The Real-Life Weekend At Bernie's
The Legend:
Two guys have a madcap adventure
with a third guy that's actually dead. It's an acceptable premise for a mildly
amusing movie, but it couldn't actually happen in real life, could it?
The Truth:
It could, and even weirder, the
guys dragging around the corpse claim they had no idea their friend was dead.
Robert Young and Mark Rubinson
arrived at their friend Jeffrey Jarrett's house to find him dead of an
accidental overdose, except according to Robert and Mark, they thought he was
just drunk. Sure, why not? Lack of breathing and rigor mortis are common side
effects of being drunk, right?
These guys couldn't tell whether someone was alive or dead? Nooo, get out.
So, Robert and Mark (who maybe,
just maybe, had had a few drinks themselves) loaded Jeffrey into their
car for a night of fun. Jeffrey didn't seem much interested in fun, but surely
he'd sober up soon, so Robert and Mark left him to decompose in the back seat
while they hit several local watering holes and strip clubs -- all on Jeffrey's
tab of course.
But thankfully in the end some
mob guy took the fall and Robert and Mark lived happily ever after, even
reuniting for a sequel! Oh no, wait, confusing this story with Weekend At
Bernie's again. Actually they were charged with identity theft, criminal
impersonation and abusing a corpse. Hilarious!
The Collector
The Legend:
A man living in a nondescript
apartment is found to have a large collection of human-sized dolls. That would
fairly off-putting on its own, but the story gets much worse -- beneath the
frilly dresses and blonde wigs, police discover mummified human bodies.
The Truth:
Bodies had been going missing
from local cemeteries around Nizhny Novgorod, a large city around 250 miles
east of Moscow. The trail eventually led to the cramped apartment of local
historian Anatoly Moskvin. What they found was beyond belief.

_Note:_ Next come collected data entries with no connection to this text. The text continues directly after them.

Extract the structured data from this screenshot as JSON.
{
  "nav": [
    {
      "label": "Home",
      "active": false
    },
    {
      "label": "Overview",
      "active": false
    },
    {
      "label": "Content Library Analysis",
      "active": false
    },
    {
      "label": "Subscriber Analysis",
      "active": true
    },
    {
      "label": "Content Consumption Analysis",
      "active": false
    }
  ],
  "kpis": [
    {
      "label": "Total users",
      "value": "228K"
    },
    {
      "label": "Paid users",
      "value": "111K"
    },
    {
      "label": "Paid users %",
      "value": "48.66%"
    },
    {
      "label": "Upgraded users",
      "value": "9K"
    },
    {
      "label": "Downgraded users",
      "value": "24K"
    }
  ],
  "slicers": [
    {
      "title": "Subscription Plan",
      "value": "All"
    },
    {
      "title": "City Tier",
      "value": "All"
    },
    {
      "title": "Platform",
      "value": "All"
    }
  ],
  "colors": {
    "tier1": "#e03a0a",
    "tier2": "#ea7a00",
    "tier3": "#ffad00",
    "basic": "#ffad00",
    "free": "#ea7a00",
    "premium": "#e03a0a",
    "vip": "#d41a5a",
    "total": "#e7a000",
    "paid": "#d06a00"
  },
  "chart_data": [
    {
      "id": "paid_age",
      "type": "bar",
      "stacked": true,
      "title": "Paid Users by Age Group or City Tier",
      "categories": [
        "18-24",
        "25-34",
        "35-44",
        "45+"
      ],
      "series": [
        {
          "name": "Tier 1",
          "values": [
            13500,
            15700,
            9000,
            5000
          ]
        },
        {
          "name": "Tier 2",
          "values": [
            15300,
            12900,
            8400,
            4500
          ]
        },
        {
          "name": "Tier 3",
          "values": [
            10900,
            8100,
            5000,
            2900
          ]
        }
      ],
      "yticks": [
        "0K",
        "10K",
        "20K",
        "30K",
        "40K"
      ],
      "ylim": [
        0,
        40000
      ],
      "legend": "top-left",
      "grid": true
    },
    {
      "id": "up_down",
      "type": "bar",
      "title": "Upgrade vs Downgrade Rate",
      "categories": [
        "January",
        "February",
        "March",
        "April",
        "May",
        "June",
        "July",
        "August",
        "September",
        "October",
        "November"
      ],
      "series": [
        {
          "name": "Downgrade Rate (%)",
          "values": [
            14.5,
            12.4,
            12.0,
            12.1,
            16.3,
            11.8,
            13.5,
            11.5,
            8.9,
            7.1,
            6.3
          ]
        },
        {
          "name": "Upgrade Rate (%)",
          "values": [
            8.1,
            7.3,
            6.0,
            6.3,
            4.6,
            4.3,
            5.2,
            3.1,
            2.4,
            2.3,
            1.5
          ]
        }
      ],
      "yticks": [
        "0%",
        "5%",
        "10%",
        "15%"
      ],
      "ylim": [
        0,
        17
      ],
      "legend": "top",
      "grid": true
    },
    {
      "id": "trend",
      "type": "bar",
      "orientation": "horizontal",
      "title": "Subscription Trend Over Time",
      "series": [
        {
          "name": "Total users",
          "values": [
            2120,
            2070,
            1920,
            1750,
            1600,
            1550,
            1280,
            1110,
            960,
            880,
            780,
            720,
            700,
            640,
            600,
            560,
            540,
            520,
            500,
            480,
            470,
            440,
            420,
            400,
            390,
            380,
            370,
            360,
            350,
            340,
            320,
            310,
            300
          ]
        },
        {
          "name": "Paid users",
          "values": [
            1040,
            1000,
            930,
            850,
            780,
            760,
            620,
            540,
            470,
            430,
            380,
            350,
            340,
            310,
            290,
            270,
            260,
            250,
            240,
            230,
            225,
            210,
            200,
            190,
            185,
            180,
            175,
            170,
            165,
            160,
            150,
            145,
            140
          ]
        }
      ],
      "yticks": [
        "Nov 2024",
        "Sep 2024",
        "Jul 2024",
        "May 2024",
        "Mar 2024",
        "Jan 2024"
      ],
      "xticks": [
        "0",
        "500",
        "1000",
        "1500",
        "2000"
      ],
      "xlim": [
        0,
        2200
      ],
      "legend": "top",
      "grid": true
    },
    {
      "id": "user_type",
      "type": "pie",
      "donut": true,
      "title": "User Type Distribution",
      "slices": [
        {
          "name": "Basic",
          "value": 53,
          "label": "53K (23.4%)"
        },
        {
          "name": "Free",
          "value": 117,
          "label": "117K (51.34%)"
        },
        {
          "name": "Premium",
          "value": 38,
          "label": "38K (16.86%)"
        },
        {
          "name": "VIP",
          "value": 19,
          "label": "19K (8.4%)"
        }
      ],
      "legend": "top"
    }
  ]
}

Okay, now where did he get the kids clothes to dress them in?
Turns out Anatoly was a
collector, with an obsession so icky even TLC wouldn't do a show about it.
Anatoly collected human corpses, which he dressed in women's clothing and wigs
and posed around his apartment. Oh, and their faces were all covered and eerily
featureless -- likely as a method of preservation. Or maybe crazy Russian grave
robbers just find faceless women hot. Who knows?
You don't need to see this one's face to know it's staring right at you.
The collection wasn't just
remarkable for its grossness, but also its scope -- Russian police found a
whopping 29 human dolls packed into Anatoly's apartment. So guys, next time
your girlfriend or parents start complaining about your collection of vintage
action figures, or sexy anime girl statues, just remind them that it could
be worse. In Russia, the collector collects you.